I sold something to my customer and the invoice is:
1271,19 + 228,81 ( Tax %18 ) = 1500
Customer paid 500 for this invoice. When I generate the profit & loss statement on accrual basis, it shows:
Income
- Sales of inventory item = 1271,19
On cash basis:
Income
- Sales of inventory item = 423,72
But for me, it would be more useful if it would show:
Accrual basis:
Income
- Sales of inventory item = 1500
Expense
- Tax payable = 228,81
Net = 1271,19
Cash basis:
Income
- Sales of inventory item = 500
Expense
- Tax Payable = 76,28
Net = 423,72
Why I want this function like this?
500 is taken by salesman from the customer but in profit & loss statement it appears as 423,72. This is not real report. And sometimes there is no tax on invoice so I can’t calculate the total. If my suggestion applied, the problem disappear.

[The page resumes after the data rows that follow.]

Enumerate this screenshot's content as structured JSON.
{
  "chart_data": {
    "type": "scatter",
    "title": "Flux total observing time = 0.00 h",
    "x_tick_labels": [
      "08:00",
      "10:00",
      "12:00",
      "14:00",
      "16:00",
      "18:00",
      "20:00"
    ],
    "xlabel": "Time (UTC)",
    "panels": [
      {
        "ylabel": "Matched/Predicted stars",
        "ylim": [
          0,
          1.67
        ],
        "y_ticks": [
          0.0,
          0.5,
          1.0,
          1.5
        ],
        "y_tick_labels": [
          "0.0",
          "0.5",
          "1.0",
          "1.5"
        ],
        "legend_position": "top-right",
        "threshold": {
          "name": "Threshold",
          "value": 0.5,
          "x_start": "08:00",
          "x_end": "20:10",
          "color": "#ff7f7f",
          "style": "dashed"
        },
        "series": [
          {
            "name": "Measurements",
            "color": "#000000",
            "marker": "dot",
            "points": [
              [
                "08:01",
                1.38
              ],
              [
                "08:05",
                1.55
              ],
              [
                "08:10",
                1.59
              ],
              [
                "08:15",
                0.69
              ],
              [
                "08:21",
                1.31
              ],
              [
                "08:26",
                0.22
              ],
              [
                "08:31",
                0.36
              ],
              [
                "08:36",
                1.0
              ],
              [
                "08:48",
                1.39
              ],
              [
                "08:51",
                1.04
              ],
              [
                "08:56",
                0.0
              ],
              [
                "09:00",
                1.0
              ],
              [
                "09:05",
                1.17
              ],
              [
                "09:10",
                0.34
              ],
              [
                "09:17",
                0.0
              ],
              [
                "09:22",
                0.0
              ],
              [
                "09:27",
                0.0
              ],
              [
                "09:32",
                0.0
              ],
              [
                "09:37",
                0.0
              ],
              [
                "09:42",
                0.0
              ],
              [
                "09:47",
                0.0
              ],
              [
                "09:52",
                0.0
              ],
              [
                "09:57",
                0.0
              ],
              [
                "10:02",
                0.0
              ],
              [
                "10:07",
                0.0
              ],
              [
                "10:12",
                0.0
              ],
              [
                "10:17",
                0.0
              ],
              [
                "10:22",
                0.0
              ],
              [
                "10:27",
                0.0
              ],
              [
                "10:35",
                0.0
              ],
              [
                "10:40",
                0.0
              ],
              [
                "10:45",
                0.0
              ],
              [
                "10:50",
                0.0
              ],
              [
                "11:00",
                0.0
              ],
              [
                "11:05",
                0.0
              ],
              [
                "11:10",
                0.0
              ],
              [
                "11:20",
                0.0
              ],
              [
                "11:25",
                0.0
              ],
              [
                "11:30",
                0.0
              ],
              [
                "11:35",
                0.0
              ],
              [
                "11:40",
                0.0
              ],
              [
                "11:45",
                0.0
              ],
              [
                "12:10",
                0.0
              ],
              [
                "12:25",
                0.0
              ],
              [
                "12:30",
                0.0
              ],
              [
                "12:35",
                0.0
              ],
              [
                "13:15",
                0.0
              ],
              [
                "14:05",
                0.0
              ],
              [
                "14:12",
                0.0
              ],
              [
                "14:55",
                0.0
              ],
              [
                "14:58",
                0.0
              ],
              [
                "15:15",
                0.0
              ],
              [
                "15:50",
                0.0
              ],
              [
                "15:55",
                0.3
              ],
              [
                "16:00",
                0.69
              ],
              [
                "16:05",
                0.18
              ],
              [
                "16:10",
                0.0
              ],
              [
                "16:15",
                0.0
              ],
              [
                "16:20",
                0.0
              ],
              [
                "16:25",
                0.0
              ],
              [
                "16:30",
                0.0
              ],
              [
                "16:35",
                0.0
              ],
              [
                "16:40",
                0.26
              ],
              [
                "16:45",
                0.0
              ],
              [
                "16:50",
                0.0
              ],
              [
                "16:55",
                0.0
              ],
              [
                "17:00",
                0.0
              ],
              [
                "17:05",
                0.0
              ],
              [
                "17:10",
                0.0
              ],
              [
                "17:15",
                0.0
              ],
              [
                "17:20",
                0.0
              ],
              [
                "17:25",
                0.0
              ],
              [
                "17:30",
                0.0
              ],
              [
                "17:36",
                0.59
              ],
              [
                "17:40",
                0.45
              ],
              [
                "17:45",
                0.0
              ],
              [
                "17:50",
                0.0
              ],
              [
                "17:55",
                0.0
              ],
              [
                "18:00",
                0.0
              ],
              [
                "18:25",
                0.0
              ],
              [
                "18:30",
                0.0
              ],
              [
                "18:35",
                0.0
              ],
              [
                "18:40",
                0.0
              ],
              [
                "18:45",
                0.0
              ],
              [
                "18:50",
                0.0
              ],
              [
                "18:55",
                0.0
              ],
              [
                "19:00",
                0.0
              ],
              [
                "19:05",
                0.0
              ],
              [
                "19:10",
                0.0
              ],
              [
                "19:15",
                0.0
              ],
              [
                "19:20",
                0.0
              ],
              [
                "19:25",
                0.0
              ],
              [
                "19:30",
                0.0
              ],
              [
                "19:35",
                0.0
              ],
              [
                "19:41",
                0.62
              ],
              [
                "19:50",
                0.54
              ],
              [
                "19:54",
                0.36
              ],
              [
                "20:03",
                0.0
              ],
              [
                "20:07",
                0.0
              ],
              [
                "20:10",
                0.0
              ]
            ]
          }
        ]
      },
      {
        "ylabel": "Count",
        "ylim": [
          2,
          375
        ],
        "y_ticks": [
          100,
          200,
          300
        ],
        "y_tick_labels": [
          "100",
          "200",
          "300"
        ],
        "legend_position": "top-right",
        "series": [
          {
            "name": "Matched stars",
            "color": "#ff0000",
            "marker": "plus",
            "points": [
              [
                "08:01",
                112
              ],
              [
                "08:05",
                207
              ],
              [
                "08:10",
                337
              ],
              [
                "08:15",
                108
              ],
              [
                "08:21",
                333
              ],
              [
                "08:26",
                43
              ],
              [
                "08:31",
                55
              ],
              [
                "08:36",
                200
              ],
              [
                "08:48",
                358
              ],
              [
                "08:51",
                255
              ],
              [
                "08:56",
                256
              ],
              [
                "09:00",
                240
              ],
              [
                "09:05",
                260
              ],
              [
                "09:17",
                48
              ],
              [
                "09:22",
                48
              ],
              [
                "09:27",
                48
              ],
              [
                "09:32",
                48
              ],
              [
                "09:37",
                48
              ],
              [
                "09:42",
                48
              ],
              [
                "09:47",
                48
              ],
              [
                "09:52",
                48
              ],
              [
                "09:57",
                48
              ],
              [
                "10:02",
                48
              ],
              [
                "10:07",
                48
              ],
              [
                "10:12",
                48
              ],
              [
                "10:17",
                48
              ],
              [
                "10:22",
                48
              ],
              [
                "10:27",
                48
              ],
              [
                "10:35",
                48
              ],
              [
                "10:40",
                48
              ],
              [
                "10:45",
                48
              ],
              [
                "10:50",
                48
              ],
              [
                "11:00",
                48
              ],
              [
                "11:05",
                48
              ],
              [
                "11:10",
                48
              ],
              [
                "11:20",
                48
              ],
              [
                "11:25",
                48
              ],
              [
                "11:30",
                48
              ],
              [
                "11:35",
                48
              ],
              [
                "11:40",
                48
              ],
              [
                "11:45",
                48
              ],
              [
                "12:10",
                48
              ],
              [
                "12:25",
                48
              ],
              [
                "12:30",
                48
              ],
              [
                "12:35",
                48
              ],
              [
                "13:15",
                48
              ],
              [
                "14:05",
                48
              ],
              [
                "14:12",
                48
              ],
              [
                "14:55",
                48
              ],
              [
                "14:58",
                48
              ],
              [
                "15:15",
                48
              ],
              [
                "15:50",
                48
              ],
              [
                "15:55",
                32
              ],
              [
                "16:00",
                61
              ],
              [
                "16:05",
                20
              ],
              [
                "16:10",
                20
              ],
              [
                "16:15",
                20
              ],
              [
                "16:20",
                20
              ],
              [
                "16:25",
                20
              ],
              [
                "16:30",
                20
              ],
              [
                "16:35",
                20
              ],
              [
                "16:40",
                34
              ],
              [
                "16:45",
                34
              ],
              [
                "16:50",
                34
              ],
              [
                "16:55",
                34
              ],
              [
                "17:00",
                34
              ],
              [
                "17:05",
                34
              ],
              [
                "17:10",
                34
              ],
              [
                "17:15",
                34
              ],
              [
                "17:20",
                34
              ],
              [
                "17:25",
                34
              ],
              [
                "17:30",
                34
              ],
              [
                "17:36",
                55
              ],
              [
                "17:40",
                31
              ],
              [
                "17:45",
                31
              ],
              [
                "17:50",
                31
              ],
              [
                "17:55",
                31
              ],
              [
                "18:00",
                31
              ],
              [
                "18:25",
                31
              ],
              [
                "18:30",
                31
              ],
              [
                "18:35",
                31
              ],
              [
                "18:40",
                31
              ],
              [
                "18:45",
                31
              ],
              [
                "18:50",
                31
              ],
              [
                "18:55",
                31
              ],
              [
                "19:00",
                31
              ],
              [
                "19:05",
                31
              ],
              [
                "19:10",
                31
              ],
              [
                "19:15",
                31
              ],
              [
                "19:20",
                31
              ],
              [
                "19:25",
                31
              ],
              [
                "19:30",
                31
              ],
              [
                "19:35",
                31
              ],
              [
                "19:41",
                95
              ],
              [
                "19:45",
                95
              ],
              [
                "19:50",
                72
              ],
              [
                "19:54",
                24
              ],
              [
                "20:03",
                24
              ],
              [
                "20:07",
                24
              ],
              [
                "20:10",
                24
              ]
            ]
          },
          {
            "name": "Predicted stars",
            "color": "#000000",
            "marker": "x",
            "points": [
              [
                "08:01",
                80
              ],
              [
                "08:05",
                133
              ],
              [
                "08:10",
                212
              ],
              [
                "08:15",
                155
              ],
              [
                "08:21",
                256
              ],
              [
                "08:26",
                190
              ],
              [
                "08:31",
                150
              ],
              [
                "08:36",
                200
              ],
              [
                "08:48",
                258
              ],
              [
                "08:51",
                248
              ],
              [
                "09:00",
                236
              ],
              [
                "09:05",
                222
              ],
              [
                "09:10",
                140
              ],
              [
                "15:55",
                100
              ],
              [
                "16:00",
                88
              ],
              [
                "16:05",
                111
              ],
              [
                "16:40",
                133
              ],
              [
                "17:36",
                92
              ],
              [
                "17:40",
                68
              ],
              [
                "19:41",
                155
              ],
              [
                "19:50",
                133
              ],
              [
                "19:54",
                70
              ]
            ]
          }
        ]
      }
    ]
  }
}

I found another solution. If you add a tracking codes into balance sheet, cash summary, trial balance and general ledger summary report, the problem is solved.
First of all, sale amounts on profit & loss statement should always be as per accounting standards shown as tax-exclusive so this is not up to negotiation.
What you really want is some simple report that will show amounts invoiced by tracking code for specific period of time, right?